According to Reuters, Prime Minister Mostafa Madbouly announced that the government will cut fuel allocations for all state vehicles by 30% and scale back large infrastructure projects dependent on diesel for at least two months.

In addition, both public and private sector workers excluding essential services and manufacturing, will work remotely every Sunday in April, a move that could be extended if pressures persist.

“Egypt will slow down large state projects that involve high fuel and diesel consumption… while fuel allocations for all government vehicles will be cut by 30%,” Madbouly said, adding that remote work could be prolonged “if the war continues.”

Strait of Hormuz disruption amplifies Africa’s energy strain

The measures reflect Egypt’s exposure to global energy shocks, particularly as tensions around the Strait of Hormuz disrupt oil and gas flows.

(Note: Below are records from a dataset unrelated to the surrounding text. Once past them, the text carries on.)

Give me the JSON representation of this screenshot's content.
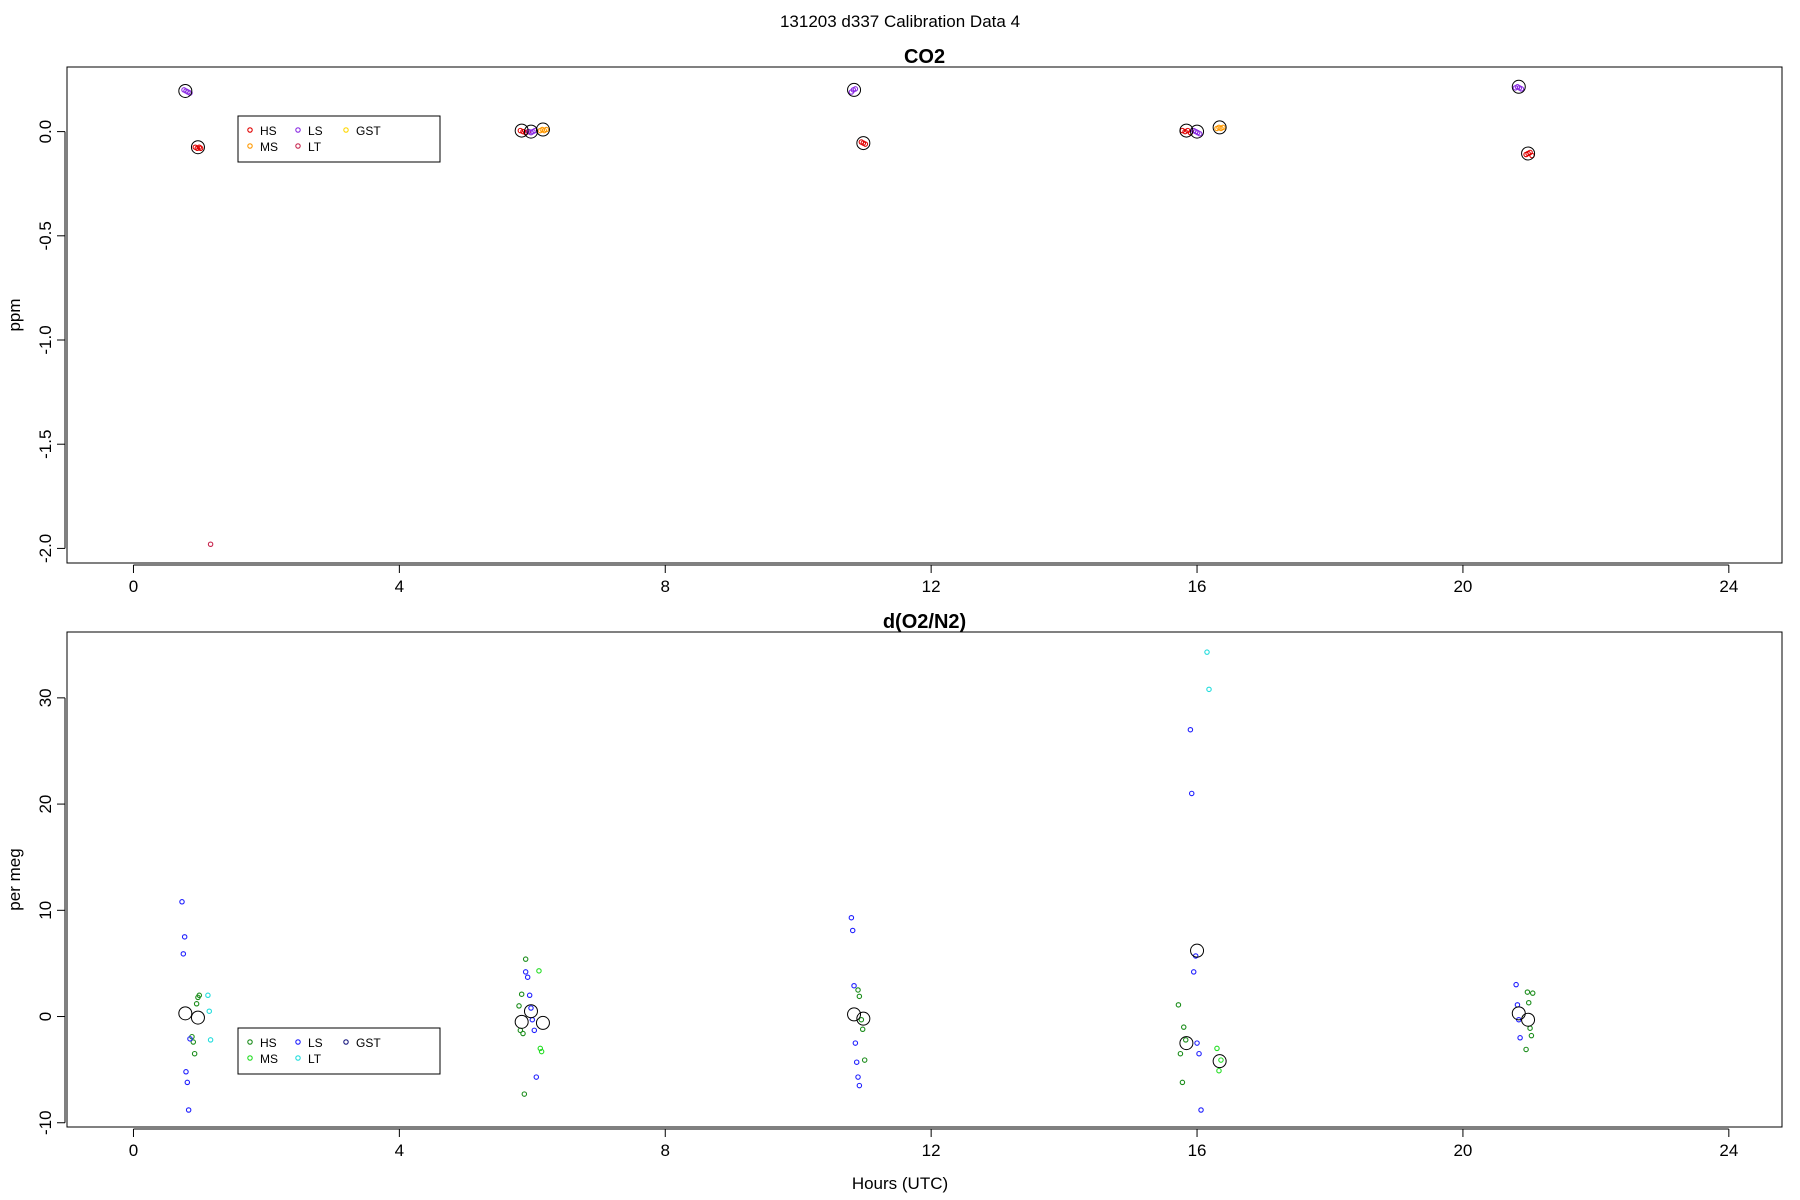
{
  "figure_title": "131203   d337   Calibration Data 4",
  "xlabel": "Hours (UTC)",
  "chart_data": [
    {
      "type": "scatter",
      "title": "CO2",
      "xlabel": "",
      "ylabel": "ppm",
      "xlim": [
        -1,
        24.8
      ],
      "ylim": [
        -2.07,
        0.31
      ],
      "xticks": [
        0,
        4,
        8,
        12,
        16,
        20,
        24
      ],
      "yticks": [
        0.0,
        -0.5,
        -1.0,
        -1.5,
        -2.0
      ],
      "ytick_labels": [
        "0.0",
        "-0.5",
        "-1.0",
        "-1.5",
        "-2.0"
      ],
      "grid": false,
      "legend_position": "top-left",
      "series": [
        {
          "name": "HS",
          "color": "#e00000",
          "points": [
            [
              0.93,
              -0.075
            ],
            [
              0.96,
              -0.08
            ],
            [
              0.99,
              -0.075
            ],
            [
              1.01,
              -0.08
            ],
            [
              5.82,
              0.005
            ],
            [
              5.86,
              0.0
            ],
            [
              5.9,
              -0.005
            ],
            [
              5.94,
              0.0
            ],
            [
              10.95,
              -0.05
            ],
            [
              10.98,
              -0.055
            ],
            [
              11.01,
              -0.06
            ],
            [
              15.78,
              0.005
            ],
            [
              15.82,
              0.0
            ],
            [
              15.86,
              0.005
            ],
            [
              15.9,
              -0.005
            ],
            [
              20.95,
              -0.11
            ],
            [
              20.98,
              -0.105
            ],
            [
              21.01,
              -0.1
            ],
            [
              21.04,
              -0.115
            ]
          ]
        },
        {
          "name": "MS",
          "color": "#ff9900",
          "points": [
            [
              6.12,
              0.005
            ],
            [
              6.15,
              0.01
            ],
            [
              6.18,
              0.005
            ],
            [
              6.21,
              0.01
            ],
            [
              16.3,
              0.015
            ],
            [
              16.33,
              0.02
            ],
            [
              16.36,
              0.015
            ],
            [
              16.39,
              0.02
            ]
          ]
        },
        {
          "name": "LS",
          "color": "#8a2be2",
          "points": [
            [
              0.76,
              0.2
            ],
            [
              0.79,
              0.195
            ],
            [
              0.82,
              0.19
            ],
            [
              0.85,
              0.185
            ],
            [
              5.95,
              0.0
            ],
            [
              5.98,
              -0.005
            ],
            [
              6.01,
              0.0
            ],
            [
              6.04,
              0.005
            ],
            [
              10.8,
              0.19
            ],
            [
              10.83,
              0.2
            ],
            [
              10.86,
              0.205
            ],
            [
              15.95,
              0.005
            ],
            [
              15.98,
              0.0
            ],
            [
              16.01,
              -0.005
            ],
            [
              16.04,
              -0.01
            ],
            [
              20.79,
              0.21
            ],
            [
              20.82,
              0.215
            ],
            [
              20.85,
              0.21
            ],
            [
              20.88,
              0.205
            ]
          ]
        },
        {
          "name": "LT",
          "color": "#c82850",
          "points": [
            [
              1.16,
              -1.98
            ]
          ]
        },
        {
          "name": "GST",
          "color": "#ffd700",
          "points": []
        }
      ],
      "means": [
        [
          0.78,
          0.195
        ],
        [
          0.97,
          -0.075
        ],
        [
          5.84,
          0.005
        ],
        [
          5.98,
          0.0
        ],
        [
          6.16,
          0.01
        ],
        [
          10.84,
          0.2
        ],
        [
          10.98,
          -0.055
        ],
        [
          15.84,
          0.005
        ],
        [
          16.0,
          0.0
        ],
        [
          16.34,
          0.02
        ],
        [
          20.84,
          0.215
        ],
        [
          20.98,
          -0.105
        ]
      ]
    },
    {
      "type": "scatter",
      "title": "d(O2/N2)",
      "xlabel": "Hours (UTC)",
      "ylabel": "per meg",
      "xlim": [
        -1,
        24.8
      ],
      "ylim": [
        -10.4,
        36.2
      ],
      "xticks": [
        0,
        4,
        8,
        12,
        16,
        20,
        24
      ],
      "yticks": [
        -10,
        0,
        10,
        20,
        30
      ],
      "ytick_labels": [
        "-10",
        "0",
        "10",
        "20",
        "30"
      ],
      "grid": false,
      "legend_position": "bottom-left",
      "series": [
        {
          "name": "HS",
          "color": "#1a8c1a",
          "points": [
            [
              0.88,
              -1.9
            ],
            [
              0.9,
              -2.4
            ],
            [
              0.92,
              -3.5
            ],
            [
              0.95,
              1.2
            ],
            [
              0.97,
              1.8
            ],
            [
              0.99,
              2.0
            ],
            [
              5.8,
              1.0
            ],
            [
              5.82,
              -1.3
            ],
            [
              5.84,
              2.1
            ],
            [
              5.86,
              -1.6
            ],
            [
              5.88,
              -7.3
            ],
            [
              5.9,
              5.4
            ],
            [
              10.9,
              2.5
            ],
            [
              10.92,
              1.9
            ],
            [
              10.95,
              -0.3
            ],
            [
              10.97,
              -1.2
            ],
            [
              11.0,
              -4.1
            ],
            [
              15.72,
              1.1
            ],
            [
              15.75,
              -3.5
            ],
            [
              15.78,
              -6.2
            ],
            [
              15.8,
              -1.0
            ],
            [
              15.83,
              -2.2
            ],
            [
              20.95,
              -3.1
            ],
            [
              20.97,
              2.3
            ],
            [
              20.99,
              1.3
            ],
            [
              21.01,
              -1.1
            ],
            [
              21.03,
              -1.8
            ],
            [
              21.05,
              2.2
            ]
          ]
        },
        {
          "name": "MS",
          "color": "#22dd22",
          "points": [
            [
              6.1,
              4.3
            ],
            [
              6.12,
              -3.0
            ],
            [
              6.14,
              -3.3
            ],
            [
              16.3,
              -3.0
            ],
            [
              16.33,
              -5.1
            ],
            [
              16.36,
              -4.1
            ]
          ]
        },
        {
          "name": "LS",
          "color": "#1f1fff",
          "points": [
            [
              0.73,
              10.8
            ],
            [
              0.75,
              5.9
            ],
            [
              0.77,
              7.5
            ],
            [
              0.79,
              -5.2
            ],
            [
              0.81,
              -6.2
            ],
            [
              0.83,
              -8.8
            ],
            [
              0.85,
              -2.1
            ],
            [
              5.9,
              4.2
            ],
            [
              5.93,
              3.7
            ],
            [
              5.96,
              2.0
            ],
            [
              5.98,
              0.8
            ],
            [
              6.0,
              -0.3
            ],
            [
              6.03,
              -1.3
            ],
            [
              6.06,
              -5.7
            ],
            [
              10.8,
              9.3
            ],
            [
              10.82,
              8.1
            ],
            [
              10.84,
              2.9
            ],
            [
              10.86,
              -2.5
            ],
            [
              10.88,
              -4.3
            ],
            [
              10.9,
              -5.7
            ],
            [
              10.92,
              -6.5
            ],
            [
              15.9,
              27.0
            ],
            [
              15.92,
              21.0
            ],
            [
              15.95,
              4.2
            ],
            [
              15.98,
              5.7
            ],
            [
              16.0,
              -2.5
            ],
            [
              16.03,
              -3.5
            ],
            [
              16.06,
              -8.8
            ],
            [
              20.8,
              3.0
            ],
            [
              20.82,
              1.1
            ],
            [
              20.84,
              -0.3
            ],
            [
              20.86,
              -2.0
            ]
          ]
        },
        {
          "name": "LT",
          "color": "#22dddd",
          "points": [
            [
              1.12,
              2.0
            ],
            [
              1.14,
              0.5
            ],
            [
              1.16,
              -2.2
            ],
            [
              16.15,
              34.3
            ],
            [
              16.18,
              30.8
            ]
          ]
        },
        {
          "name": "GST",
          "color": "#1a1a80",
          "points": []
        }
      ],
      "means": [
        [
          0.78,
          0.3
        ],
        [
          0.97,
          -0.1
        ],
        [
          5.84,
          -0.5
        ],
        [
          5.98,
          0.5
        ],
        [
          6.16,
          -0.6
        ],
        [
          10.84,
          0.2
        ],
        [
          10.98,
          -0.2
        ],
        [
          15.84,
          -2.5
        ],
        [
          16.0,
          6.2
        ],
        [
          16.34,
          -4.2
        ],
        [
          20.84,
          0.3
        ],
        [
          20.98,
          -0.3
        ]
      ]
    }
  ]
}
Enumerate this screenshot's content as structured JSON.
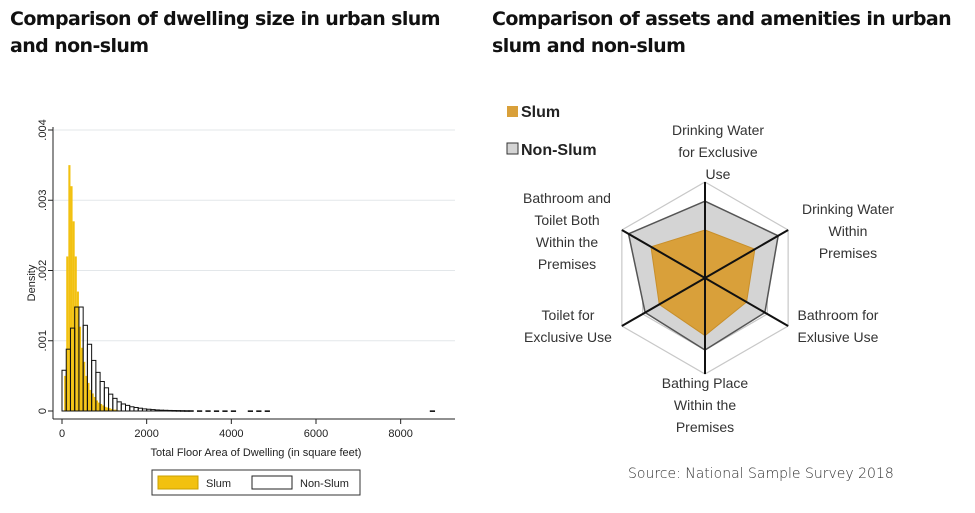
{
  "titles": {
    "left": "Comparison of dwelling size in urban slum and non-slum",
    "right": "Comparison of assets and amenities in urban slum and non-slum"
  },
  "source": "Source: National Sample Survey 2018",
  "colors": {
    "slum": "#f2c110",
    "non_slum_fill": "#ffffff",
    "radar_slum": "#d9a03a",
    "radar_non_slum": "#d4d4d4"
  },
  "chart_data": [
    {
      "type": "bar",
      "subtype": "histogram",
      "xlabel": "Total Floor Area of Dwelling (in square feet)",
      "ylabel": "Density",
      "xlim": [
        0,
        9000
      ],
      "ylim": [
        0,
        0.004
      ],
      "x_ticks": [
        "0",
        "2000",
        "4000",
        "6000",
        "8000"
      ],
      "y_ticks": [
        "0",
        ".001",
        ".002",
        ".003",
        ".004"
      ],
      "grid": true,
      "legend_position": "bottom",
      "series": [
        {
          "name": "Slum",
          "bin_width": 50,
          "bins": [
            [
              50,
              0.0005
            ],
            [
              100,
              0.0022
            ],
            [
              150,
              0.0035
            ],
            [
              200,
              0.0032
            ],
            [
              250,
              0.0027
            ],
            [
              300,
              0.0022
            ],
            [
              350,
              0.0017
            ],
            [
              400,
              0.0012
            ],
            [
              450,
              0.0009
            ],
            [
              500,
              0.0007
            ],
            [
              550,
              0.0005
            ],
            [
              600,
              0.0004
            ],
            [
              650,
              0.0003
            ],
            [
              700,
              0.00025
            ],
            [
              750,
              0.0002
            ],
            [
              800,
              0.00015
            ],
            [
              850,
              0.00012
            ],
            [
              900,
              0.0001
            ],
            [
              950,
              8e-05
            ],
            [
              1000,
              6e-05
            ],
            [
              1050,
              5e-05
            ],
            [
              1100,
              4e-05
            ],
            [
              1150,
              3e-05
            ],
            [
              1200,
              2e-05
            ],
            [
              1250,
              2e-05
            ],
            [
              1300,
              1e-05
            ]
          ]
        },
        {
          "name": "Non-Slum",
          "bin_width": 100,
          "bins": [
            [
              0,
              0.00058
            ],
            [
              100,
              0.00088
            ],
            [
              200,
              0.00118
            ],
            [
              300,
              0.00148
            ],
            [
              400,
              0.00148
            ],
            [
              500,
              0.00122
            ],
            [
              600,
              0.00095
            ],
            [
              700,
              0.00072
            ],
            [
              800,
              0.00055
            ],
            [
              900,
              0.00042
            ],
            [
              1000,
              0.00033
            ],
            [
              1100,
              0.00024
            ],
            [
              1200,
              0.00018
            ],
            [
              1300,
              0.00013
            ],
            [
              1400,
              0.0001
            ],
            [
              1500,
              8e-05
            ],
            [
              1600,
              6e-05
            ],
            [
              1700,
              5e-05
            ],
            [
              1800,
              4e-05
            ],
            [
              1900,
              3e-05
            ],
            [
              2000,
              2.5e-05
            ],
            [
              2100,
              2e-05
            ],
            [
              2200,
              1.5e-05
            ],
            [
              2300,
              1.2e-05
            ],
            [
              2400,
              1e-05
            ],
            [
              2500,
              8e-06
            ],
            [
              2600,
              7e-06
            ],
            [
              2700,
              6e-06
            ],
            [
              2800,
              5e-06
            ],
            [
              2900,
              4e-06
            ],
            [
              3000,
              4e-06
            ],
            [
              3200,
              3e-06
            ],
            [
              3400,
              3e-06
            ],
            [
              3600,
              2e-06
            ],
            [
              3800,
              2e-06
            ],
            [
              4000,
              2e-06
            ],
            [
              4400,
              2e-06
            ],
            [
              4600,
              2e-06
            ],
            [
              4800,
              2e-06
            ],
            [
              8700,
              2e-06
            ]
          ]
        }
      ]
    },
    {
      "type": "radar",
      "axes": [
        "Drinking Water for Exclusive Use",
        "Drinking Water Within Premises",
        "Bathroom for Exlusive Use",
        "Bathing Place Within the Premises",
        "Toilet for Exclusive Use",
        "Bathroom and Toilet Both Within the Premises"
      ],
      "axis_labels": [
        [
          "Drinking Water",
          "for Exclusive",
          "Use"
        ],
        [
          "Drinking Water",
          "Within",
          "Premises"
        ],
        [
          "Bathroom for",
          "Exlusive Use"
        ],
        [
          "Bathing Place",
          "Within the",
          "Premises"
        ],
        [
          "Toilet for",
          "Exclusive Use"
        ],
        [
          "Bathroom and",
          "Toilet Both",
          "Within the",
          "Premises"
        ]
      ],
      "rlim": [
        0,
        1
      ],
      "rings": 4,
      "legend_position": "top-left",
      "series": [
        {
          "name": "Slum",
          "values": [
            0.5,
            0.6,
            0.5,
            0.6,
            0.55,
            0.65
          ]
        },
        {
          "name": "Non-Slum",
          "values": [
            0.8,
            0.88,
            0.72,
            0.75,
            0.72,
            0.92
          ]
        }
      ]
    }
  ]
}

As one of the world’s most critical shipping routes, any instability in the corridor has immediate consequences for fuel-importing economies across Africa.

For Egypt, which relies heavily on imported energy, the fallout has been swift. Rising global prices have already forced fuel price increases and higher public transport costs, adding to inflationary pressures and squeezing households.

Across the continent, similar dynamics are unfolding, with governments facing higher import bills, currency strain, and difficult fiscal trade-offs.

Despite the austerity measures, Cairo has sought to reassure citizens that the steps are temporary. The government is weighing an increase in the minimum wage and higher allocations for healthcare and education in the upcoming fiscal year to cushion the impact.

Meanwhile, Finance Minister Ahmed Kouchouk said debt servicing costs - already one of the largest components of government spending, are projected to rise by about 5% in the next fiscal cycle.

As global energy markets remain volatile, Egypt’s response underscores a broader reality: external shocks tied to Middle East supply routes continue to shape economic policy across Africa, exposing the continent’s dependence on imported fuel and fragile trade corridors.